Independent regulation of interleukin 4 (IL-4)-induced expression of human B cell surface CD23 and IgM: functional evidence for two IL-4 receptors.

Activation of human B cells with interleukin 4 (IL-4) is known to result in increased expression of CD23 (the low-affinity receptor for IgE) and sIgM. However, whereas CD23 expression is increased by several B cell mitogens, including phorbol 12-myristate 13-acetate, Epstein-Barr virus, anti-immunoglobulin (Ig), and IL-4, surface IgM (sIgM) expression is increased only with IL-4, suggesting that expression of each surface antigen is regulated independently. This was confirmed in three different ways. First, in dose-response experiments, it was shown that 10 times the concentration of IL-4 was required for CD23 than for sIgM expression. Similar or even higher concentrations of IL-4 were required for proliferation.
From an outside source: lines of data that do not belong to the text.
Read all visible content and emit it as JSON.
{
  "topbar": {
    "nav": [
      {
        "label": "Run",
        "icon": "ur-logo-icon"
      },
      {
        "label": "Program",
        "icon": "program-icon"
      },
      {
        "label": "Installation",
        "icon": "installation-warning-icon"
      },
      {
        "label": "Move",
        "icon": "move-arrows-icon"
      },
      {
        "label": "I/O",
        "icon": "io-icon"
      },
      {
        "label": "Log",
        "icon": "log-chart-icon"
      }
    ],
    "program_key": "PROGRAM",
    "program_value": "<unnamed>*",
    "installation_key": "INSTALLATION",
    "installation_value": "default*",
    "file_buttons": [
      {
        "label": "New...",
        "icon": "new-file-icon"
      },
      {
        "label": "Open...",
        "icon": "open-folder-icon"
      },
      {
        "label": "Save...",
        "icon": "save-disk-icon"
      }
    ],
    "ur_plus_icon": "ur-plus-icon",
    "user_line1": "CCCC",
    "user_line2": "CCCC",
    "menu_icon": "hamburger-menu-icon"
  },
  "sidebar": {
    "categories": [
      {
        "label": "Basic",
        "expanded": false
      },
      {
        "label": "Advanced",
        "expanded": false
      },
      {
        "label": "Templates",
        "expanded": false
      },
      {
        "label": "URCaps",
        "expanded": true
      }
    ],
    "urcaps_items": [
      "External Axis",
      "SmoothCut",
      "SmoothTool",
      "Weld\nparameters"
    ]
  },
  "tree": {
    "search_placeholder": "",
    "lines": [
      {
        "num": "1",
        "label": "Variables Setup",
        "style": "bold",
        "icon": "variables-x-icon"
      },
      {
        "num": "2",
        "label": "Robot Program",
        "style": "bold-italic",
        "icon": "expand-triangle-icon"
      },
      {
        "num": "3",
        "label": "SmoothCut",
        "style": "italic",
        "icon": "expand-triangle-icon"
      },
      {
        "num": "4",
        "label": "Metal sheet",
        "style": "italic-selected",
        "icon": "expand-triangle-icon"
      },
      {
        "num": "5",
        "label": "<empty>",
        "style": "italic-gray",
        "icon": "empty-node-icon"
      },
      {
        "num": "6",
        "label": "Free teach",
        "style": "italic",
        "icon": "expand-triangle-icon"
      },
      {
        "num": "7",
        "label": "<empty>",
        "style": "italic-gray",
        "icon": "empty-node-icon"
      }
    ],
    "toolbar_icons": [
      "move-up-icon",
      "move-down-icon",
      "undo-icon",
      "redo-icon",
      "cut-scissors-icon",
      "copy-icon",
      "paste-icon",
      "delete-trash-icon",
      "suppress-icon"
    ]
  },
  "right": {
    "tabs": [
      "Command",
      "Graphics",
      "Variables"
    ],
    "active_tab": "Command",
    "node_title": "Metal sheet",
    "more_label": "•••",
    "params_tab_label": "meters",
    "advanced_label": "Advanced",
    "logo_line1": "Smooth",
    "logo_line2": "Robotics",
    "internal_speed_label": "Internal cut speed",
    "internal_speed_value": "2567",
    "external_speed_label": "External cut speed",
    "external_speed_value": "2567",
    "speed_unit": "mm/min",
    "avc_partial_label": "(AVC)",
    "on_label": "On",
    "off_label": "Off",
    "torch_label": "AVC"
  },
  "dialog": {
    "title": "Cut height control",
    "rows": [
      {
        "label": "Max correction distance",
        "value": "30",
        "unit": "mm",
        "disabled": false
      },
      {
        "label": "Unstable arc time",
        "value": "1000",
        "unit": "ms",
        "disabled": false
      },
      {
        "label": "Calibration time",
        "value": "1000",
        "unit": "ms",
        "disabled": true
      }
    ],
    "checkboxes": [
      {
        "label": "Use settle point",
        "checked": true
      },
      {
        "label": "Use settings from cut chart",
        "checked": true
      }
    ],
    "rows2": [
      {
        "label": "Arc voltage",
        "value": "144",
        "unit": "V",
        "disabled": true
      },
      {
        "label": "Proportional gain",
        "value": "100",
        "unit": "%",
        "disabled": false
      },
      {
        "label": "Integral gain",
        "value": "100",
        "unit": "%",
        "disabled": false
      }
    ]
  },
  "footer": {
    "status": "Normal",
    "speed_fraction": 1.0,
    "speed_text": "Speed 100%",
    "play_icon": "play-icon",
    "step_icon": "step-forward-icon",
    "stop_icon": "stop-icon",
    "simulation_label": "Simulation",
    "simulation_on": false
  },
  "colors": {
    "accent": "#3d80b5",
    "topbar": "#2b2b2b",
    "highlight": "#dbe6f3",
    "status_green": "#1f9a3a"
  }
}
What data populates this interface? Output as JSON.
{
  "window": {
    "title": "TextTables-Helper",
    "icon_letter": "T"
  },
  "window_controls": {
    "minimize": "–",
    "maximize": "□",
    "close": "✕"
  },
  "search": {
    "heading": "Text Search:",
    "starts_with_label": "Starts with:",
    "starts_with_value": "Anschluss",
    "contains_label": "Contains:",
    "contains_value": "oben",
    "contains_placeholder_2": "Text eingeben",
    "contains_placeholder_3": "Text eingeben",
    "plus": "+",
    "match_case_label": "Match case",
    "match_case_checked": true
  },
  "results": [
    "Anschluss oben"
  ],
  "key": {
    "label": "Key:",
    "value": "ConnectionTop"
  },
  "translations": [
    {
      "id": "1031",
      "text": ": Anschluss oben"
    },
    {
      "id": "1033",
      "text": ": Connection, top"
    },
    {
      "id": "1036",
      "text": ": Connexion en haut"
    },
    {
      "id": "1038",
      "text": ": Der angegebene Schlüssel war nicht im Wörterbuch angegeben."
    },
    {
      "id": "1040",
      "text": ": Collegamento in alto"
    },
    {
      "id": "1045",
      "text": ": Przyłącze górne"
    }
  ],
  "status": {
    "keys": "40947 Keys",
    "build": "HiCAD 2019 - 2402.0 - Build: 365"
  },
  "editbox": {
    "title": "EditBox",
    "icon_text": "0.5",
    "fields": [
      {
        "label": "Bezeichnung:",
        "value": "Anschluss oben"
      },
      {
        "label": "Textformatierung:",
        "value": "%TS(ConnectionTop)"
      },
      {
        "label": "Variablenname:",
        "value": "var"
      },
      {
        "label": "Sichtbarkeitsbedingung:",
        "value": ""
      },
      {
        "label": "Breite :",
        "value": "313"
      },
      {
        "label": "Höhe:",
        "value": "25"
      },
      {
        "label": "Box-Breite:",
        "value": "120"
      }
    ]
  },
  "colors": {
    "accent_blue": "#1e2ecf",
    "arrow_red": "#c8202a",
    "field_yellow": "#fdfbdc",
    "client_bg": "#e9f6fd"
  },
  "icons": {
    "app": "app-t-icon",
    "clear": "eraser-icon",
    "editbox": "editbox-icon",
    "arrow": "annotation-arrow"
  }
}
In fact, optimal sIgM expression was obtained in some experiments with concentrations of IL-4 (1-5 units/ml) which had little or no effect on either CD23 expression or B cell proliferation. Secondly, IL-4 is known to activate the phosphatidyl inositol pathway in human B cells followed 8-10 min later by an increase in cAMP. Pharmacologically mimicking this pathway by brief exposure of resting B cells to phorbol dibutyrate plus ionomycin followed 10 min later with dibutyryl cAMP resulted in an increase in expression of CD23 but not sIgM. Thirdly, CD19 monoclonal antibody, which inhibits B cell proliferation in response to IL-4 plus anti-Ig, was found to inhibit IL-4-induced CD23 but not sIgM expression. These results show that CD23 and sIgM expression are regulated independently and are consistent with the existence of two separate signal transduction pathways stimulated by IL-4, which may be coupled to distinct IL-4 receptors.